"Esta es la prueba máxima de si el consenso bipartidista que ha
imperado en la política comercial durante 70 años ha colapsado", dice C. Fred
Bergsten, director del Instituto Peterson de Economía Internacional, un centro
de estudios con sede en Washington D.C. "Es cierto que se ha estado
desmoronando, pero hasta ahora ha habido un discreto apoyo por parte del partido
Demócrata".
En la Casa Blanca, Bush dijo que el acuerdo "merece el respaldo
de los dos partidos por parte del Congreso de EE.UU".
Lo que está en juego es un acuerdo comercial bastante estándar,
en el que Colombia accedió a abrir sus mercados agrícola, industrial y de
servicios a las compañías estadounidenses, mientras EE.UU. se comprometió a
hacer recortes permanentes a los aranceles sobre textiles, ropa, flores y otros
bienes. Como suele pasar con los acuerdos bilaterales con EE.UU., el país menor
(en este caso Colombia) hizo mayores concesiones, pero espera que el acuerdo se
traduzca en un auge en la inversión extranjera.

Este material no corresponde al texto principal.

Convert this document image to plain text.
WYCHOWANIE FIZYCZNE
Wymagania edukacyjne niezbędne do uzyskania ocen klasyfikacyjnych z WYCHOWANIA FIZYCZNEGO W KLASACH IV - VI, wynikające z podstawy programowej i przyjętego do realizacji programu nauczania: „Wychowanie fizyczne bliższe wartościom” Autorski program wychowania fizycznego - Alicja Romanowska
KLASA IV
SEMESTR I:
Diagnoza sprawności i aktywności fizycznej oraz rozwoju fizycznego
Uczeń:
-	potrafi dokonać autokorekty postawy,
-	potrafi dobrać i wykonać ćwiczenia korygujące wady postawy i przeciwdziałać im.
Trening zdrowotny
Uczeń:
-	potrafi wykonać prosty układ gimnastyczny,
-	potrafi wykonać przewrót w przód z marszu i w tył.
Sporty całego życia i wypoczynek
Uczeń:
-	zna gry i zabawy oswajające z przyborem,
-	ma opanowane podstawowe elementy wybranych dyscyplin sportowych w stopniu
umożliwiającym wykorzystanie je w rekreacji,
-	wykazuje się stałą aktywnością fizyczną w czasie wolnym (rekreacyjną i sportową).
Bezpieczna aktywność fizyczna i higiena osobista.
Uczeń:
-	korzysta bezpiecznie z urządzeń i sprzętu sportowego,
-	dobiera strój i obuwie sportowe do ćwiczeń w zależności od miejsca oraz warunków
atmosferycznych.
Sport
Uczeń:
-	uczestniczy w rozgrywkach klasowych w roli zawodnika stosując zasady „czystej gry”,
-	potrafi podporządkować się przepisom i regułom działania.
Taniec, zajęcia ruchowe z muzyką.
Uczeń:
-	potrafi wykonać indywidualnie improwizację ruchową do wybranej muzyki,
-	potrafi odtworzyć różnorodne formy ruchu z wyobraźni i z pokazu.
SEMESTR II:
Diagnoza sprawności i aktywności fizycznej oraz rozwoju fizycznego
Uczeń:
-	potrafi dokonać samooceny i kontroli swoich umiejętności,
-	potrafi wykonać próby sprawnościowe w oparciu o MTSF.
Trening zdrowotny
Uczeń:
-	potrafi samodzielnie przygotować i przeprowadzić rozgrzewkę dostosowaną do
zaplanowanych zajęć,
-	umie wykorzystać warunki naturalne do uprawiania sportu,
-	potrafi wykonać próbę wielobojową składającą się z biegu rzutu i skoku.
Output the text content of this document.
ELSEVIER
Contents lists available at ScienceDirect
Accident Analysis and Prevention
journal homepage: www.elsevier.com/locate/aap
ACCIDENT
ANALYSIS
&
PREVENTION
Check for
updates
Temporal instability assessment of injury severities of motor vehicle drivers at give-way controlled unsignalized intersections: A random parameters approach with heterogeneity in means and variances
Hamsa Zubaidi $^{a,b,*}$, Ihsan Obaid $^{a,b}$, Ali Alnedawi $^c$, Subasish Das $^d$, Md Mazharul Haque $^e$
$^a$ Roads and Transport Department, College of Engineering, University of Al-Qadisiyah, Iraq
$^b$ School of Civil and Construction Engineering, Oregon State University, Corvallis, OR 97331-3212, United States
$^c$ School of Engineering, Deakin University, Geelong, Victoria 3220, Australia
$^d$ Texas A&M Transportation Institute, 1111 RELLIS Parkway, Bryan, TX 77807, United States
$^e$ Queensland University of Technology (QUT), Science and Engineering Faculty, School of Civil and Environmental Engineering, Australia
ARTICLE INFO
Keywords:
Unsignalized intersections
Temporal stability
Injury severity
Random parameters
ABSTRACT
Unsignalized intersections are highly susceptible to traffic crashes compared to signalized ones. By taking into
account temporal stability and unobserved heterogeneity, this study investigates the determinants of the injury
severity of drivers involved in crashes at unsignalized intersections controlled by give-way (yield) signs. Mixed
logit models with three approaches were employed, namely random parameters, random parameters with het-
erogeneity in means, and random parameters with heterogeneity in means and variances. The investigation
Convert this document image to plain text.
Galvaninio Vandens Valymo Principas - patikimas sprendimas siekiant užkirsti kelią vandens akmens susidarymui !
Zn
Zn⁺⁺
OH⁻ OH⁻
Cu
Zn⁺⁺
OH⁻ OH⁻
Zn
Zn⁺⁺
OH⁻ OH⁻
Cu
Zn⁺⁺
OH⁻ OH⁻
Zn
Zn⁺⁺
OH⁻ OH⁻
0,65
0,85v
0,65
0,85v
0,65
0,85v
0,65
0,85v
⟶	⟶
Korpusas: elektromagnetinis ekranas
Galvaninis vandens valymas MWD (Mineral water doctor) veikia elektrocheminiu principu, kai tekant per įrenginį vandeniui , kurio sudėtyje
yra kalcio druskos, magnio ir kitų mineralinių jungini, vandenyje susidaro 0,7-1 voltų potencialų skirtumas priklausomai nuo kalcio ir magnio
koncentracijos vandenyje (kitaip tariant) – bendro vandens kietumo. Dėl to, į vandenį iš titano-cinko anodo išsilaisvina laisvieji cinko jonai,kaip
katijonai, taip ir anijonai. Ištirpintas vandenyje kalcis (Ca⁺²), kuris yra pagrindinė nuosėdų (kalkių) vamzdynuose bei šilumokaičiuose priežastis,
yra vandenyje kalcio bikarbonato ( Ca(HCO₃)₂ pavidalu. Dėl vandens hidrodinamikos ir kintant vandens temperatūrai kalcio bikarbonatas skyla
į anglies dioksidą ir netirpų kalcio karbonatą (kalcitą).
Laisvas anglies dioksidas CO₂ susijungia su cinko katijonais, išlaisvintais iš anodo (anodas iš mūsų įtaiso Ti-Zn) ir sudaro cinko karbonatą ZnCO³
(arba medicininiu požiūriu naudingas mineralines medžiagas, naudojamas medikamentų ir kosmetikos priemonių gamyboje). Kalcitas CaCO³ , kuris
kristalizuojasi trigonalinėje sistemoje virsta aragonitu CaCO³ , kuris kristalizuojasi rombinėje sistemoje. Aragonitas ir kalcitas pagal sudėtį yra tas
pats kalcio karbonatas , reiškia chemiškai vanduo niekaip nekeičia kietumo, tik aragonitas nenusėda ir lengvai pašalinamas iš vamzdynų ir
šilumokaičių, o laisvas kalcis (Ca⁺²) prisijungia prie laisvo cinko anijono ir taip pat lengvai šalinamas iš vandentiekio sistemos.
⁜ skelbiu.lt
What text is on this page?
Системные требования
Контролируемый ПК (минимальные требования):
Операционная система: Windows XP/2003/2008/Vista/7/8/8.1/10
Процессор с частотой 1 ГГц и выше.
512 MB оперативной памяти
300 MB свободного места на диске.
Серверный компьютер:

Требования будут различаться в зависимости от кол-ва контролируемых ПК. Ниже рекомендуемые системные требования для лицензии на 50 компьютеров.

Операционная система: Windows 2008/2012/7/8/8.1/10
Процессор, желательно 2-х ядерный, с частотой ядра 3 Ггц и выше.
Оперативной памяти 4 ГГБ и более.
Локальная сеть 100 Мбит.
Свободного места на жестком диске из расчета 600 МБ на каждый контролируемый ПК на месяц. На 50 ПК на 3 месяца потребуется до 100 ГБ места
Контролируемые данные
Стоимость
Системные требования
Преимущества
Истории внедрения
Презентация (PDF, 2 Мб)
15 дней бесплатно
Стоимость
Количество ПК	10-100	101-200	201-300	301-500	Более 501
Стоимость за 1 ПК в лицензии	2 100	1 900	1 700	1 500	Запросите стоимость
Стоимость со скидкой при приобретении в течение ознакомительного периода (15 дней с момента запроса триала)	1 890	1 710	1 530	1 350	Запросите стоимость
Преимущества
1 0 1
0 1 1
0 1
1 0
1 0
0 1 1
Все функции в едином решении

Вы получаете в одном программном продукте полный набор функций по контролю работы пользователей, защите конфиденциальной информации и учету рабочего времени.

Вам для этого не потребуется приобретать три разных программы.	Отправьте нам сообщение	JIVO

Desde el punto de vista de Bogotá, es difícil imaginar que
EE.UU. pueda rechazar el pacto, especialmente teniendo en cuenta que Colombia
accedió a incorporar las condiciones exigidas por los Demócratas (en relación a
derechos laborales y cuestiones medioambientales) después de que finalizaron las
negociaciones oficiales. "Para EE.UU., el acuerdo de libre comercio es sólo otro
acuerdo más, pero para Colombia es el símbolo de nuestra relación con EE.UU.",
dijo en una entrevista Juan Manuel Santos, ministro de Defensa.
Sin embargo, el acuerdo comercial ha cobrado un mayor
significado simbólico tanto en EE.UU. como internacionalmente. En Washington,
los sindicatos laborales y grupos de defensa de los derechos humanos quieren
usar la posibilidad de un pacto de libre comercio como comodín para que el
gobierno colombiano tome mayores medidas para proteger a los líderes sindicales
del país.
Colombia argumenta que ha progresado mucho en sus esfuerzos por
controlar la violencia. La antaño estratosférica tasa de asesinatos se ha
reducido 40%, los secuestros han sido casi eliminados y el ejército ha aumentado
su presión sobre la guerrilla de las FARC.
Sin embargo, según Thea Lee, directora de políticas de la
federación laboral AFL-CIO, "se ha lanzado el guante. Estamos totalmente
movilizados en todos los niveles". Eso difiere de una lucha similar del año
pasado en relación a un pacto con Perú. La AFL-CIO no se opuso activamente al
pacto y el Congreso lo aprobó por un amplio margen.
Los socios comerciales de EE.UU. han seguido atentamente el
posible pacto con Colombia como una señal del profundo sentimiento anti-libre
comercio de EE.UU. La delegación en Washington de la Unión Europea envía
informes regulares a Bruselas sobre las negociaciones con Colombia.
En Asia, Corea y Japón tampoco se han perdido detalle del
progreso del acuerdo con Colombia. Japón teme que un pacto entre EE.UU. y Corea
pueda perjudicar a Tokio. Bush todavía no ha presentado este pacto ante el
Congreso.
Bajo el proceso legislativo acelerado conocido como fast track,
el acuerdo debe ser aprobado o rechazado por voto en un plazo de 90 días.